I want to pick a specialization of a template when a certain type is defined.

I still cannot wrap my head around SFINAE :(. I might be close or I might be completely off. I tried different things and this is something, I at least hope to understand why it does not work ( is_complete basically stolen from here ):

#include <iostream>
#include <type_traits>

template <typename T, class = void>
struct is_complete : std::false_type {};

template <typename T> 
struct is_complete<T,decltype(void(sizeof(T)))> : std::true_type {};

// this should be called if foo is not defined
void test() { std::cout << "test base\n"; }

// forward declare foo
struct foo;

// this should be called if foo is defined    
template <typename T>
std::enable_if<is_complete<foo>::value,void> test() {
  foo::bar();
}

// this is either defined or not
struct foo{
  static void bar() { std::cout << "foo bar\n"; }
};

int main(){
  test();
}

With gcc 4.8 ( -std=c++11 ) i get :

if_type_defined.cpp: In instantiation of ‘struct is_complete<foo>’:
if_type_defined.cpp:16:32:   required from here
if_type_defined.cpp:8:42: error: invalid application of ‘sizeof’ to incomplete type ‘foo’
 struct is_complete<T,decltype(void(sizeof(T)))> : std::true_type {};
                                          ^
if_type_defined.cpp:8:42: error: invalid application of ‘sizeof’ to incomplete type ‘foo’
if_type_defined.cpp: In function ‘std::enable_if<true, void> test()’:
if_type_defined.cpp:17:3: error: incomplete type ‘foo’ used in nested name specifier
   foo::bar();
   ^

I think I know more or less what is wrong: foo does not depend on T , hence no substitution needed to get foo and I get a hard error instead of Not An Error. Next I tried to use a helper along the line of

template <typename T>
struct make_foo_dependent { 
   using type = foo;
};

and tried to use that inside the enable_if instead of foo directly. However, this just added more errors and I didnt include it here, because I am afraid this is also going in the wrong direction.

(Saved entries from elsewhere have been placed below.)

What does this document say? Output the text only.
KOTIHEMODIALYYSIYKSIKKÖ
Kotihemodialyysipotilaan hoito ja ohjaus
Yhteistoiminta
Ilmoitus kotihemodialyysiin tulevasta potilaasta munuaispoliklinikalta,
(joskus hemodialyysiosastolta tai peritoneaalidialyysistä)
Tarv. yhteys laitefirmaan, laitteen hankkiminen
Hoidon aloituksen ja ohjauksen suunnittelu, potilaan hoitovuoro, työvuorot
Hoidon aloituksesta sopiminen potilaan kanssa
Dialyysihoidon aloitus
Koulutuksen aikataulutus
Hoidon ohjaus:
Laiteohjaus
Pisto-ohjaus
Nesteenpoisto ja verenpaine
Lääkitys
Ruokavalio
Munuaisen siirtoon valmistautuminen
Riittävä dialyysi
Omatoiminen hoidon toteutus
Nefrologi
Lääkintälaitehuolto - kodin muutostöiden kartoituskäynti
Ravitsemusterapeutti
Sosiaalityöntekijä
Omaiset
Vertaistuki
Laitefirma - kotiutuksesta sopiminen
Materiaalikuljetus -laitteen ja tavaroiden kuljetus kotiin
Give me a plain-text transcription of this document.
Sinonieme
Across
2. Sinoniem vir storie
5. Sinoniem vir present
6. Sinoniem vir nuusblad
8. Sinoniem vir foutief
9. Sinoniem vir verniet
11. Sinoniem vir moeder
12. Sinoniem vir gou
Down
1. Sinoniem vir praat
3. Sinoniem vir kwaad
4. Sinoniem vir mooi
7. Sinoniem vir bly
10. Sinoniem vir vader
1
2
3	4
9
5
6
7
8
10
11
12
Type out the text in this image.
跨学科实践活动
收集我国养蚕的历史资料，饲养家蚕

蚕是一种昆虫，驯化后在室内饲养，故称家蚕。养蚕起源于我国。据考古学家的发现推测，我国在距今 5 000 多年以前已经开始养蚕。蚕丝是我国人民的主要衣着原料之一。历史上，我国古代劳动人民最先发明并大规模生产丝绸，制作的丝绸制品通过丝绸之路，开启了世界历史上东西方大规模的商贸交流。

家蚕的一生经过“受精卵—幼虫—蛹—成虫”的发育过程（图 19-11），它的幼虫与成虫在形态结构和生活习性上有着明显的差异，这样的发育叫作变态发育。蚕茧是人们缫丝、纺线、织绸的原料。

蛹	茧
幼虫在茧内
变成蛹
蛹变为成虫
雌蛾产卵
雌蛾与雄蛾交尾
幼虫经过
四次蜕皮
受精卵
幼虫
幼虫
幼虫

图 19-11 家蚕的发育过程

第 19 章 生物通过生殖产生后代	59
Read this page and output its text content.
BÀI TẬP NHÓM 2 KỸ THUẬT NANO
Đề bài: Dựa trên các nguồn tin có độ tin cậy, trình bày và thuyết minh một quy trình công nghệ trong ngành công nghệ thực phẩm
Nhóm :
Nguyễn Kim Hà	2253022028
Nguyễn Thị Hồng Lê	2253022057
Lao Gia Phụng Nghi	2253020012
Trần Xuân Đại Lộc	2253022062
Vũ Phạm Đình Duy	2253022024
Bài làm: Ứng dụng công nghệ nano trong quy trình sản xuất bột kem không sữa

How can I choose what function to call depending on whether foo is defined? If foo is not defined, the code using foo should not issue a hard error, but simply be ignored by the compiler.

PS: Lots has changed with respect to SFINAE, and I find it hard to find ressources that restrict themself to C++11, where things seem to be a bit more hairy than in newer standards.

Answer 1

Yes, as you said, you should make test depending on the template parameter T ; and better making both the overloads template. eg

// this should be called if foo is not defined
template <typename T = foo>
typename std::enable_if<!is_complete<T>::value,void>::type test() { std::cout << "test base\n"; }

// this should be called if foo is defined    
template <typename T = foo>
typename std::enable_if<is_complete<T>::value,void>::type test() {
  T::bar();
}

then call it as

test(); // or test<foo>();

LIVE (foo is defined)
LIVE (foo is not defined)

^{BTW: From your intent, I think the return type of test should be typename std::enable_if<is_complete<T>::value,void>::type instead of std::enable_if<is_complete<foo>::value,void> ; which is just the type of an instantiation of std::enable_if itself.}